Written by: Emma Lee-Potter | Published:

Donald Trump is rarely out of the headlines – and now it turns out that children are fascinated by the US president too.

“Trump” has now been declared the children’s word of the year, with thousands of youngsters featuring it in their creative writing.

The trend emerged after the Oxford University Press (OUP) analysed entries to BBC Radio 2’s annual 500 Words short story competition for children aged 13 and under.

Youngsters were asked to write an original work of fiction using no more than 500 words. The competition attracted more than 130,000 entries and 50 finalists were invited to the final at the Tower of London earlier this month. The event was broadcast live on Chris Evans’s Radio 2 breakfast show.
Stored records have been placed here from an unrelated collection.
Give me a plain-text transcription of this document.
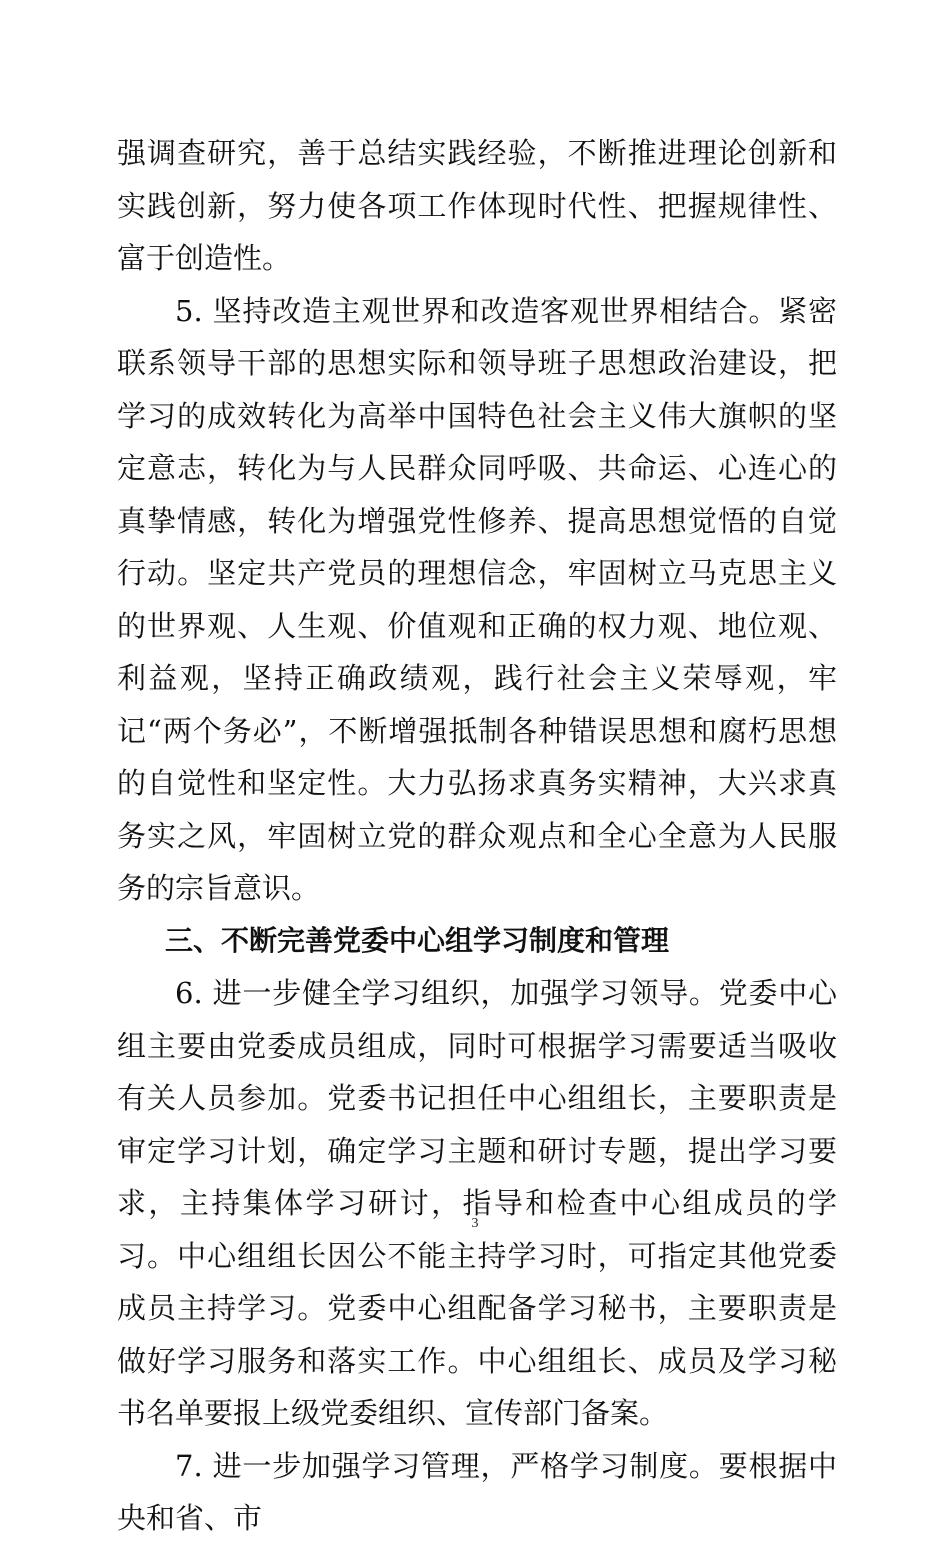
强调查研究，善于总结实践经验，不断推进理论创新和实践创新，努力使各项工作体现时代性、把握规律性、富于创造性。

5. 坚持改造主观世界和改造客观世界相结合。紧密联系领导干部的思想实际和领导班子思想政治建设，把学习的成效转化为高举中国特色社会主义伟大旗帜的坚定意志，转化为与人民群众同呼吸、共命运、心连心的真挚情感，转化为增强党性修养、提高思想觉悟的自觉行动。坚定共产党员的理想信念，牢固树立马克思主义的世界观、人生观、价值观和正确的权力观、地位观、利益观，坚持正确政绩观，践行社会主义荣辱观，牢记“两个务必”，不断增强抵制各种错误思想和腐朽思想的自觉性和坚定性。大力弘扬求真务实精神，大兴求真务实之风，牢固树立党的群众观点和全心全意为人民服务的宗旨意识。

三、不断完善党委中心组学习制度和管理

6. 进一步健全学习组织，加强学习领导。党委中心组主要由党委成员组成，同时可根据学习需要适当吸收有关人员参加。党委书记担任中心组组长，主要职责是审定学习计划，确定学习主题和研讨专题，提出学习要求，主持集体学习研讨，指导和检查中心组成员的学习。中心组组长因公不能主持学习时，可指定其他党委成员主持学习。党委中心组配备学习秘书，主要职责是做好学习服务和落实工作。中心组组长、成员及学习秘书名单要报上级党委组织、宣传部门备案。

7. 进一步加强学习管理，严格学习制度。要根据中央和省、市

3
Trump appeared nearly 2,300 times in the children’s entries – as a name, a verb and an adjective. The word also inspired a range of comic characters, from Trumpelstiltskin and Trumpzilla to Boggle Trump and Snozzle Trump. One 12-year-old girl wrote: “10... 9... 8 ‘my hair is so amazing’... 7... ‘And real’. 6... 5... ‘I am going to make the moon great again!’ 3... 2... 1 blast off!! The rocket soars off into the sky transporting

Donald to the moon. Donald Trump selected himself as the best representative of mankind to make first contact. ‘There was stiff competition but I truly believe the best candidate won,’ Trump said at the news conference.”

Gaming words always appear in the 500 Word competition and this year the craze for Pokémon GO featured widely in children’s writing, with many youngsters using words like Pikachu, Pokéball and Pokéstop.

The term “social media” increased in frequency this year. YouTube featured most often, followed by Instagram, Facebook, Snapchat and Twitter. Emoji and emojis were also mentioned far more frequently.

Children showed a keen interest in current affairs. New expressions like Brexit, Article 50 and fake news all appeared in this year’s stories and far more entrants mentioned words like president, vote and debate than previously.

Vineeta Gupta, head of OUP’s Dictionaries for Children, said: “The stories demonstrate creativity, style and wit, all underpinned by a sophisticated use of grammar and language. From humorous punning to creating their own words, children have played and experimented with language with impressive results.

“The stories have not only provided us with infinite entertainment, but also contributed to language research for children’s dictionaries. As well as this, 500 Words has led to academic research at Oxford University which will support teachers and schools.”